While a 20-second hug might contain numerous health benefits; for the time being, keep them short and brief. In the government’s advice on meeting friends and family, they also highlight this issue.

“Longer periods of close contact increase the risk of transmission, but remember that even brief contact can spread Covid-19 – and there is no such thing as a fully safe period of close contact,”

Don’t go for face-to-face

Professor Noakes recommends to, “Try and avoid being face to face, so perhaps if you turn your face away slightly, and even wearing a mask could help,”

“The reality is that when you hug someone you are very close to them and we know the virus is in people’s breath and you are very close to that breath at that moment.”

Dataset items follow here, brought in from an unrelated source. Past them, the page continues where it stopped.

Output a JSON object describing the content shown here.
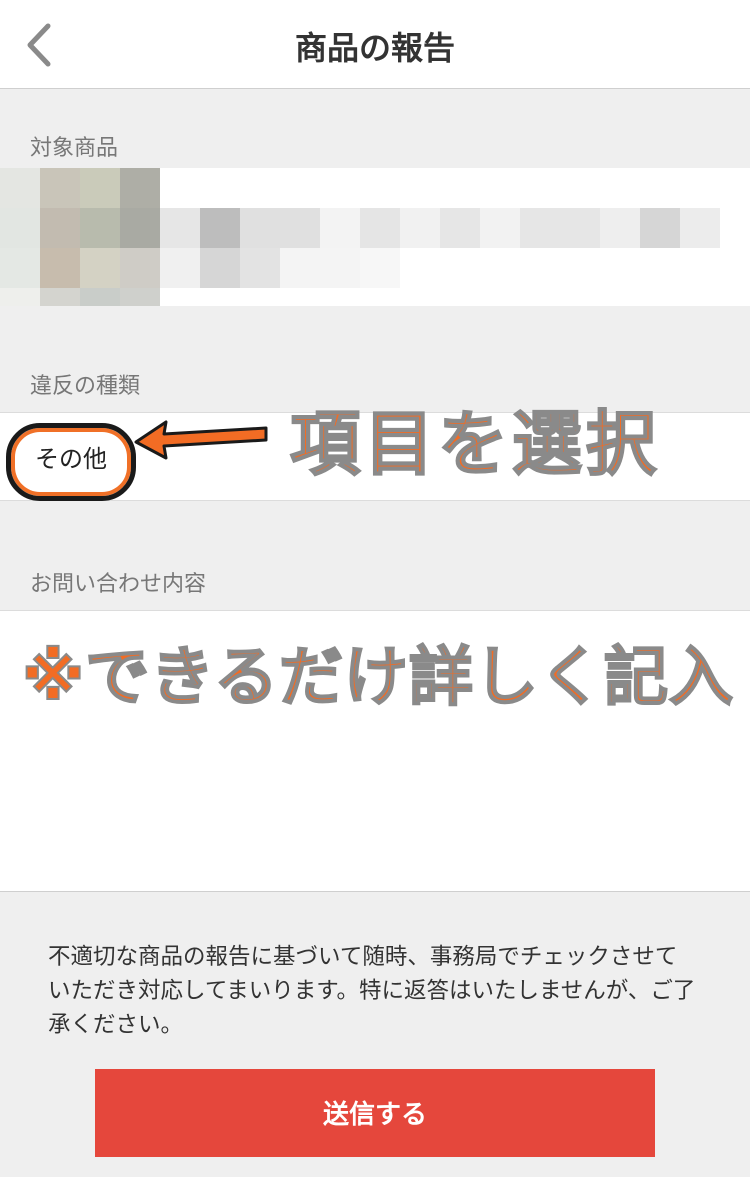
{
  "header": {
    "title": "商品の報告",
    "back_icon": "chevron-left-icon"
  },
  "product_section": {
    "label": "対象商品"
  },
  "violation_section": {
    "label": "違反の種類",
    "selected": "その他"
  },
  "inquiry_section": {
    "label": "お問い合わせ内容",
    "value": ""
  },
  "annotations": {
    "select_item": "項目を選択",
    "write_detail": "※できるだけ詳しく記入",
    "color": "#f26c24"
  },
  "notice": "不適切な商品の報告に基づいて随時、事務局でチェックさせていただき対応してまいります。特に返答はいたしませんが、ご了承ください。",
  "submit_button": {
    "label": "送信する",
    "color": "#e5473c"
  }
}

One thing you can do is to ensure you wear a face mask when hugging someone vulnerable.

Keep it outside

Fresh air is a wonderful healer and helps reduce the risks of spreading Covid. The governments own advice is to try and ensure any physical contact occurs outside,

“When people are outside and physically distanced from each other, the particles containing the virus that causes COVID-19 are blown away which makes it less likely that they will be breathed in by another person.”

If you do want to hug inside, the government reccomends that the area is well ventilated;

“Open windows and doors, or take other action to let in plenty of fresh air. The more fresh air that is brought inside, the quicker any airborne virus will be removed from the room.